Conflict absent as Conflict Kitchen reopens in Oakland
An Oakland eatery serving pro-Palestinian messages with fare from the region reopened on Wednesday, attracting hundreds of customers but no conflict despite a death threat that closed the restaurant for four days.
“When someone makes a death threat against a restaurant like this, it invites us all to stand up,” said Yvonne Keafer, 57, of the South Hills, who bought falafel and fattoush — a bread salad — at Conflict Kitchen during her lunch break.
It was Keafer’s first meal from the walk-up restaurant in Schenley Plaza, across the street from her office in the Cathedral of Learning.
Co-owners Jon Rubin, a Carnegie Mellon University art professor, and Dawn Weleski closed the restaurant Saturday after police received a letter threatening the business. An investigation continues, Pittsburgh police spokeswoman Sonya Toler said.
Jewish groups and other critics condemned the threat but criticized the restaurant for distributing what they consider anti-Israel messages with meals. Conflict Kitchserves food from countries or territories with which America has strained relations. The Palestinian project started in October and runs through March, Rubin said.
“We’re highlighting a Palestinian perspective. By putting that perspective into the public space, we’re promoting understanding of Palestinian viewpoints,” Rubin said.
When asked whether Conflict Kitchen would consider doing an Israel-themed project in the future as some critics propose, Rubin said, “It sort of ignores the premise of our project over the past four years,” noting the United States and Israel are allies.

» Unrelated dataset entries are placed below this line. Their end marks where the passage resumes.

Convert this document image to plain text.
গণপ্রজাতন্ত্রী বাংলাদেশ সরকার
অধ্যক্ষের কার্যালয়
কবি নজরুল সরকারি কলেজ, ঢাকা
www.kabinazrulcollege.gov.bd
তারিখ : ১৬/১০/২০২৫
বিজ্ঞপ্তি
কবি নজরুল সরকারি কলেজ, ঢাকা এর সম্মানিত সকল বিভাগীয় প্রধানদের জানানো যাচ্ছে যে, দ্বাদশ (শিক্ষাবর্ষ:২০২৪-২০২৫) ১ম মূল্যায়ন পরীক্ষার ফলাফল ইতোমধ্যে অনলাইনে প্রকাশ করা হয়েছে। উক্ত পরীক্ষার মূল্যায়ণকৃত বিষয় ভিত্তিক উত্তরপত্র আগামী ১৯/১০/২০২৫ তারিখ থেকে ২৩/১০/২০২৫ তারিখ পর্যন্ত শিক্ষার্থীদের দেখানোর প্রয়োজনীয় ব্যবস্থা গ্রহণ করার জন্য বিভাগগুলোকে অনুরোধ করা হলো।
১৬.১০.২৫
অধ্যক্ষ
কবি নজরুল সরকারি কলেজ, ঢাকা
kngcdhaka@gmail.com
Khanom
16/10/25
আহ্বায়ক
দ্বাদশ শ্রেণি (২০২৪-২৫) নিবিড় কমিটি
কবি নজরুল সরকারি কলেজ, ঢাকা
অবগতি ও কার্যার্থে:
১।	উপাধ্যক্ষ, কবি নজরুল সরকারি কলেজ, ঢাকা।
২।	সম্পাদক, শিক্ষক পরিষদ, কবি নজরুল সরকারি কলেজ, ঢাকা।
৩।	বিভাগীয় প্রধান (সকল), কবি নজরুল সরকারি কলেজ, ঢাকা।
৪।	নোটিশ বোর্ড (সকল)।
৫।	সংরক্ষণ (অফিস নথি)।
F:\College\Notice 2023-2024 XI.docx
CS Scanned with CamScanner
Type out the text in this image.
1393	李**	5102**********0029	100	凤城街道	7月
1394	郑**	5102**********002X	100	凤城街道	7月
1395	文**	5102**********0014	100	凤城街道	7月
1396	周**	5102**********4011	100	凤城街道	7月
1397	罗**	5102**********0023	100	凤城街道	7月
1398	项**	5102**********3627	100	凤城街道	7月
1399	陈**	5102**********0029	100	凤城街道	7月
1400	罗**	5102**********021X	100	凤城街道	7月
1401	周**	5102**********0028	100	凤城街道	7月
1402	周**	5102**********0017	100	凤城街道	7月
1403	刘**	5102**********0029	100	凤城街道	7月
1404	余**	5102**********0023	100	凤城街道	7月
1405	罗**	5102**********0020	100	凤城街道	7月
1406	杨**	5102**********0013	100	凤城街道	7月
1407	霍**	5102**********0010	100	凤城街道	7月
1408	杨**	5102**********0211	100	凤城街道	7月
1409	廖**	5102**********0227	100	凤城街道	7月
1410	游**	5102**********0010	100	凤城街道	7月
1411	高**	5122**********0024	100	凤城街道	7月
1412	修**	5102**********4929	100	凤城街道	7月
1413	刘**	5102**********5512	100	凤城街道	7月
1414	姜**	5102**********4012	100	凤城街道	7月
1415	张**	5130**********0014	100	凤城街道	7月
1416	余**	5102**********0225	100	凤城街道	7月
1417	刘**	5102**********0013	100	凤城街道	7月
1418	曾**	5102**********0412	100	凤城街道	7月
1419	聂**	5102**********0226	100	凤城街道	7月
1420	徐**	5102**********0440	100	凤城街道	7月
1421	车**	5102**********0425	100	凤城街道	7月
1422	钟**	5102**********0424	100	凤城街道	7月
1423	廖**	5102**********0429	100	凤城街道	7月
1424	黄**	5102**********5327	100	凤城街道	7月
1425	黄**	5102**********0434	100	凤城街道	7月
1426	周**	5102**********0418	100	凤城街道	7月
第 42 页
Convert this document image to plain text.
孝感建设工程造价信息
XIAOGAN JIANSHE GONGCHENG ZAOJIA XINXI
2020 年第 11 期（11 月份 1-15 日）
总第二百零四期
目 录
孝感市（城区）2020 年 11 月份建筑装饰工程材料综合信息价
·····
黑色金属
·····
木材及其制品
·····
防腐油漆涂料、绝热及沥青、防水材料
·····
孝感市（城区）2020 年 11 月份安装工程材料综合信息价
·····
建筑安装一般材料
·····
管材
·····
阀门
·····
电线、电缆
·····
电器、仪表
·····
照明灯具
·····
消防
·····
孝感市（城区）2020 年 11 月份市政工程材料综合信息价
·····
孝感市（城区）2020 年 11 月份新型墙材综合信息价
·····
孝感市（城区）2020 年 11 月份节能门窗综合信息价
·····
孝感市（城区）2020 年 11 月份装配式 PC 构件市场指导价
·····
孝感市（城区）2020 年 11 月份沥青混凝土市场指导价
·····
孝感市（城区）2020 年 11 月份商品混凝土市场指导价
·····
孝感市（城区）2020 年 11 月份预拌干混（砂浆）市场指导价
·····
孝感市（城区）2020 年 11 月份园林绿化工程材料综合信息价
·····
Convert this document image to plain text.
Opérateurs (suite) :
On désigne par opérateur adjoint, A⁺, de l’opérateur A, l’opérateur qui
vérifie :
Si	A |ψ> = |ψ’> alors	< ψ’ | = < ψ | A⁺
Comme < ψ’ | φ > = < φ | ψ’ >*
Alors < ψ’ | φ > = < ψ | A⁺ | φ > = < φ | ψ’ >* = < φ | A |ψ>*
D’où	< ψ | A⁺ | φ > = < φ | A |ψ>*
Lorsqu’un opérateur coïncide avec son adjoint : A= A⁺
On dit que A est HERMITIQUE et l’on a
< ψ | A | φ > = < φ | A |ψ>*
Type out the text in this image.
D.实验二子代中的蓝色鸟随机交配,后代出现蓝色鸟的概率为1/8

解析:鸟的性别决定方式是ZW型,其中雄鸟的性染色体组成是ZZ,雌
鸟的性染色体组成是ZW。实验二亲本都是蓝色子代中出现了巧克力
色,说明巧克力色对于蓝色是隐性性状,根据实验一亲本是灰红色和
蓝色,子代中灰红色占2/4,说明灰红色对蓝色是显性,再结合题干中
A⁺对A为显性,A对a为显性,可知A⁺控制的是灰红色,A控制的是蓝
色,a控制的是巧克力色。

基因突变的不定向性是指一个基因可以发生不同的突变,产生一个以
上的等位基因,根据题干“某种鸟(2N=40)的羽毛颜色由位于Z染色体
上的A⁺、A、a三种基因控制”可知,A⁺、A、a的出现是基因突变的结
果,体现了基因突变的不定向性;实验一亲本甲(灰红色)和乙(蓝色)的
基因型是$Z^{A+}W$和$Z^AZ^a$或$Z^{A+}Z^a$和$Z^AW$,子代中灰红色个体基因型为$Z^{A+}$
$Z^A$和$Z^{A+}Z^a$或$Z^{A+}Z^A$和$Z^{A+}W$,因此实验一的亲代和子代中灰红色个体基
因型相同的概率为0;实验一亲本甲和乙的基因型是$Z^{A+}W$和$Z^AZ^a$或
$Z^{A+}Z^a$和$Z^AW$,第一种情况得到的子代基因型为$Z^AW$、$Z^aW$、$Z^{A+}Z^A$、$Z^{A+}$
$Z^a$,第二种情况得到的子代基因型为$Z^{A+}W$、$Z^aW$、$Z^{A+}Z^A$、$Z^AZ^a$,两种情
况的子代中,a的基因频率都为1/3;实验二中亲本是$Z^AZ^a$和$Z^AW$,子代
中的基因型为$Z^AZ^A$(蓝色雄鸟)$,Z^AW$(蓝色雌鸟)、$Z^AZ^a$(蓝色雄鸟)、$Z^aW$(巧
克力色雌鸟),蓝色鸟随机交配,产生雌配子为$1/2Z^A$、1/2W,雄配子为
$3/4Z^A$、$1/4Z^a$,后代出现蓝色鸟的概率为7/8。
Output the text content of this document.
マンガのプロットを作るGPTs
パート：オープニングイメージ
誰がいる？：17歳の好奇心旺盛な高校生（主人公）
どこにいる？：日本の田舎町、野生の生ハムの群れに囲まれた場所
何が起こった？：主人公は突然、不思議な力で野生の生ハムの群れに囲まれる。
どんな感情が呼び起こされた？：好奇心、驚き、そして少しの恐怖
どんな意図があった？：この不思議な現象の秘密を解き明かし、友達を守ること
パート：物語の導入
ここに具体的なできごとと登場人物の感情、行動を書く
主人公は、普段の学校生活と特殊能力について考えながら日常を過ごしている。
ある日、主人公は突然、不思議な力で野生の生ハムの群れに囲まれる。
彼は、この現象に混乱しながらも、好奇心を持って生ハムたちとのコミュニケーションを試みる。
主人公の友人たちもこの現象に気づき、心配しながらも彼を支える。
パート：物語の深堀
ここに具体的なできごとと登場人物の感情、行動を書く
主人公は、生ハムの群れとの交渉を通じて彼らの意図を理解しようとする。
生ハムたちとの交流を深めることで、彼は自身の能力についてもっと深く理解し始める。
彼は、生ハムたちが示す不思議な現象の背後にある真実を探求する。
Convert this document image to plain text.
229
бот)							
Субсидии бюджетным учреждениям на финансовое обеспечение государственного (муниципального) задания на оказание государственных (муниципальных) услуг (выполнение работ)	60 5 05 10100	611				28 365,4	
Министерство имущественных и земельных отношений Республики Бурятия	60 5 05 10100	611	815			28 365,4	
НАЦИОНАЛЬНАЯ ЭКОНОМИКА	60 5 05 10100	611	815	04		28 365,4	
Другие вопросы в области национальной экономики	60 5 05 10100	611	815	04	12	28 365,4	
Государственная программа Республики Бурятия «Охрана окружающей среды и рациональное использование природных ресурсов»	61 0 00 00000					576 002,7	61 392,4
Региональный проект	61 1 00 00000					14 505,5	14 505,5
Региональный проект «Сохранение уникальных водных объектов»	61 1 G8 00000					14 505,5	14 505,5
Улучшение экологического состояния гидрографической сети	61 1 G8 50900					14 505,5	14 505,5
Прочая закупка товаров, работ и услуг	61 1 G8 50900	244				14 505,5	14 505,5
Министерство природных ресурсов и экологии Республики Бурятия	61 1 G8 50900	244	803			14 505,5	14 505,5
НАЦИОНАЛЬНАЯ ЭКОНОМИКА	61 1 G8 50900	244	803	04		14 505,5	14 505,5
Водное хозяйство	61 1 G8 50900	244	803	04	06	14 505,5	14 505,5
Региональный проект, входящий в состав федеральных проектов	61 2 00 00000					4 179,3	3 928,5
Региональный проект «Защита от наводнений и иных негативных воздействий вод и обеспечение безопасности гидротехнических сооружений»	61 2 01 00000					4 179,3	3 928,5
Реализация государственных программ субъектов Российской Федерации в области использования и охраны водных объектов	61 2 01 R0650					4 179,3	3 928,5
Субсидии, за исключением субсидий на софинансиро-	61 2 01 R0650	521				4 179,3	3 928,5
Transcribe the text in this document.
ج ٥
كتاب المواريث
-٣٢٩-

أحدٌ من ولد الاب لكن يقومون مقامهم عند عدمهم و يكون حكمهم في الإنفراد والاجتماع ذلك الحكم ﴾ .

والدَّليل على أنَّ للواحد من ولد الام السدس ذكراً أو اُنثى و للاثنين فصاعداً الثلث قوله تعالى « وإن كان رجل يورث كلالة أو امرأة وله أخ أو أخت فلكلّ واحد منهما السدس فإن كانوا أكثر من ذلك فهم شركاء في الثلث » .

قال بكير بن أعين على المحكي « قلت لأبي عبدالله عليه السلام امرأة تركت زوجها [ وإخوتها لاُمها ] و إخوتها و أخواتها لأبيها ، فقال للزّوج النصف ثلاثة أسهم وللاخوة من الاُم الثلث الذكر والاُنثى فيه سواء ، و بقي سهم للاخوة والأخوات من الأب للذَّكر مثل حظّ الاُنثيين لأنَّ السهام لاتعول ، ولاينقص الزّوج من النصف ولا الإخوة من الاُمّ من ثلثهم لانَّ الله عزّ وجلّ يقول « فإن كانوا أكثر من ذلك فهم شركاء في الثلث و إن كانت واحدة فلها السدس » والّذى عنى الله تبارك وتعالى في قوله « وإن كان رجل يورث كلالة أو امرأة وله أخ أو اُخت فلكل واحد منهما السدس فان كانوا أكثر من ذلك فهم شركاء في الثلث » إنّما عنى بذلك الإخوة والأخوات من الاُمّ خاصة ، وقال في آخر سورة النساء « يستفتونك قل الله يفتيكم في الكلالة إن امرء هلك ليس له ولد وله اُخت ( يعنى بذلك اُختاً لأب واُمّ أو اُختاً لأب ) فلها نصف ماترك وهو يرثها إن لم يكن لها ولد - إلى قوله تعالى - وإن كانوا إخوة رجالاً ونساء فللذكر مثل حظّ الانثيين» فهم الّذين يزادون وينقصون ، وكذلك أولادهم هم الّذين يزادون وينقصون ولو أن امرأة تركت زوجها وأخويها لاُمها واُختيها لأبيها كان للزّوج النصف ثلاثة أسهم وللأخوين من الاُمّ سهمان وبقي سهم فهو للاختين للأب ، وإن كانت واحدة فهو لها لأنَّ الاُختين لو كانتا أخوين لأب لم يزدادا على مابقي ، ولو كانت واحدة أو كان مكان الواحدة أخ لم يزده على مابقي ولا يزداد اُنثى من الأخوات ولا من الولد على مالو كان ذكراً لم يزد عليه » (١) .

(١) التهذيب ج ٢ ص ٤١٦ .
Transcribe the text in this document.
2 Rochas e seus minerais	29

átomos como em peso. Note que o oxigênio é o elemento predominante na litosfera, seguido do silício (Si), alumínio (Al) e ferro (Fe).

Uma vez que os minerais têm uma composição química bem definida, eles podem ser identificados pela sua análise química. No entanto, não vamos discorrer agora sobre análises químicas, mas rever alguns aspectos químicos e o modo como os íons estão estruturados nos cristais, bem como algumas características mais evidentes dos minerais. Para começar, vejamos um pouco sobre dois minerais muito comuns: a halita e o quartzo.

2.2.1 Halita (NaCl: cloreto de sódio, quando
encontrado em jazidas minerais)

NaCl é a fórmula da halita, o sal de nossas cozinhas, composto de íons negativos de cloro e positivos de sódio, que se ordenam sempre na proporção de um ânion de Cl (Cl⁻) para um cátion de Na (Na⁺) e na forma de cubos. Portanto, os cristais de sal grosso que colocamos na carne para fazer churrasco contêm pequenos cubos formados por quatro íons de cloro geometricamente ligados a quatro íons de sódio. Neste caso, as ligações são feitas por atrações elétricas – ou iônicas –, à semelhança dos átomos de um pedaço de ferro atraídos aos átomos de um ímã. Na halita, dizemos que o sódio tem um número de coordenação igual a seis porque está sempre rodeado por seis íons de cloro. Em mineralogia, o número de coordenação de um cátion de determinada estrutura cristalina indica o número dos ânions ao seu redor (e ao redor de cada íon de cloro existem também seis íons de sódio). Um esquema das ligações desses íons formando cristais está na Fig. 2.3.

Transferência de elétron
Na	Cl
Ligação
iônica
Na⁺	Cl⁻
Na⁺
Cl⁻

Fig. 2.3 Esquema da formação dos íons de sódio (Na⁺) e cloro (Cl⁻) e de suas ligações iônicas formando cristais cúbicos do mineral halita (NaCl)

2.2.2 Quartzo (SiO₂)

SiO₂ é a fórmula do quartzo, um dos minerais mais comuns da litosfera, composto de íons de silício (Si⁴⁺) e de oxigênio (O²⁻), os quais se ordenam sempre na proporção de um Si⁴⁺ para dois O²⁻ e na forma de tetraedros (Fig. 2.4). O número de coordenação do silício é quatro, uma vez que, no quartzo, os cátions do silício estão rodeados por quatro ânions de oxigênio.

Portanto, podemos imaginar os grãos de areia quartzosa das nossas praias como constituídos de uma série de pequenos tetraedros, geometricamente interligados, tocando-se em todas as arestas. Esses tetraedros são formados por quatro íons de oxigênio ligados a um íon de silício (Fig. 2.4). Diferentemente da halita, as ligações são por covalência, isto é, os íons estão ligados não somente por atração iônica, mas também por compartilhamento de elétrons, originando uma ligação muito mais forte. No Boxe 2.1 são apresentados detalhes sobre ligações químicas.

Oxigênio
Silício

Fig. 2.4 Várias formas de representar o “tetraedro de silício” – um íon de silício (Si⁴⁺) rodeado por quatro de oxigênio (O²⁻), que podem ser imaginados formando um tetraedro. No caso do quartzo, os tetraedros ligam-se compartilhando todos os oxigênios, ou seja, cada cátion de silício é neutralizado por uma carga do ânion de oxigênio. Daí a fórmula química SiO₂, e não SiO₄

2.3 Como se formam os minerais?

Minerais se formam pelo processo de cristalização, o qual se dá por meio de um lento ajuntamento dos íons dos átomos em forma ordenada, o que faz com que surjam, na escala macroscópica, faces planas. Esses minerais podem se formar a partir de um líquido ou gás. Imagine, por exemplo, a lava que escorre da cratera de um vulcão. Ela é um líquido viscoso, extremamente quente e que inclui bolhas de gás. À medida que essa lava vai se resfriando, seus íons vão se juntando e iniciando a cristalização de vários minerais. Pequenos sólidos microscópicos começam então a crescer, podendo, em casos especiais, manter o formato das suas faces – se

Nearly 200 customers bought meals as of 3 p.m., four hours after the reopening. The restaurant stays open until 6 p.m. daily. Two uniformed officers stood near the restaurant throughout the morning and early afternoon. There were no protests or disturbances reported.
“Without places like this willing to confront the difficult issues, we’d never come to a peaceful resolution. You can’t just turn your head away,” said Ben Dunigan, 37, of Hampton, who bought a falafel and shawarma, a gyro-like delicacy — for lunch.